The case, Ashcroft v.
ACLU II, questions whether the 1998 Child Online Protection Act restricts
adults from viewing or purchasing constitutionally protected sexual material
online. In addition, the court will review if it is unconstitutional for COPA
to require adults to enter a personal identification code to access sexual
content online.
COPA calls for first-time offenders to face up to six
months in jail and $50,000 in fines. Repeat offenders could face additional
fines. However, COPA has never been enforced because of pending legal
actions.
The American Civil Liberties Union filed its lawsuit on behalf
of online publishers and artists who contend that COPA unconstitutionally
restricts the speech of adults who want to browse or purchase items
online.
The U.S. Court of Appeals for the Third Circuit ruled twice that
the law violates the First Amendment. In the first ruling in June 2000, the
Philadelphia-based Third Circuit found the law was unconstitutional because it
allowed online content to be judged by “contemporary community
standards.” The court said a Web site publisher cannot geographically
control where the information is accessed and, therefore, the most conservative
standard would apply nationwide.
In March, the Third Circuit ruled
that COPA was “constitutionally infirm” because it would require Web
publishers to self-censor and exclude protected speech for adults in order to
avoid prosecution.
The Third Circuit’s ruling did not directly
determine whether minors have complete First Amendment protection. However, the
court did argue that the law was “significantly over-inclusive”

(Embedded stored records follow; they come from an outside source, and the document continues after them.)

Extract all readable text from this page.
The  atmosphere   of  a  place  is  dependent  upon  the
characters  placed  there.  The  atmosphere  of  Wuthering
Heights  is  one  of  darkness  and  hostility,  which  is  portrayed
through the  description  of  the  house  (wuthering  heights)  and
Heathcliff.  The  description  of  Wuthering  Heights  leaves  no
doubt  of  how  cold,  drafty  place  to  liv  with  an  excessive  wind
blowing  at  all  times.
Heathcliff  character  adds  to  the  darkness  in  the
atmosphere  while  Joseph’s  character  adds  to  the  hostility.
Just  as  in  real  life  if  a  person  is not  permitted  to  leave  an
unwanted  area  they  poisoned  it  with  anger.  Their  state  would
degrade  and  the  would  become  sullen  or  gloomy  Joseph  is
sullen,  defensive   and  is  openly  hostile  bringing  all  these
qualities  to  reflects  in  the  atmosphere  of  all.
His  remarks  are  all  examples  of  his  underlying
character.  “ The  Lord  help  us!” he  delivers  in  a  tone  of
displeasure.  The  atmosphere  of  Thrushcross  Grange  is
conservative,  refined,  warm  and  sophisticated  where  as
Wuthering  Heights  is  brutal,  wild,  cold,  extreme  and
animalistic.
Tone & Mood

citing that sex education material that could be “patently
offensive” to children between the ages of 10 and 13 may have
“serious value” for 16-year-olds. It is unclear whether the Supreme
Court will rule on the case's implications for minors' First Amendment
rights.
The Justice Department appealed the latter ruling to the Supreme
Court in August. In the appeal, Solicitor General Theodore Olson argued that
children are “unprotected from the harmful effects of the enormous amount
of pornography on the World Wide Web.”
Olson said the law targets
Internet pornographers who use sexually explicit “teasers” to
attract customers. The teasers appear when users, both adults and children, are
not searching for pornographic material. Usually, the teasers link to the
pornographic site.
The ACLU argues that COPA could violate the rights of
people using the Internet for sexual education and health-related purposes. In
addition, the ACLU argues that requiring adult identification before entering
certain Web sites could have a chilling effect on speech because people could be
unwilling to provide that information.
The first time the Supreme
Court reviewed COPA in Ashcroft v. ACLU in May 2002, the justices found
that using “community standards” did not mean the law was
unconstitutional. The case was sent back to the lower court so that the
law’s other First Amendment implications could be reviewed.
COPA
itself is the result of the 1997 Supreme Court case Reno v. ACLU in which
the court unanimously struck down the 1996 Communications Decency Act, which
prohibited people from knowingly making “patently offensive
material” accessible to minors.
The Supreme Court will hear the
case in early 2004 and a decision on the law could be made by the end of June.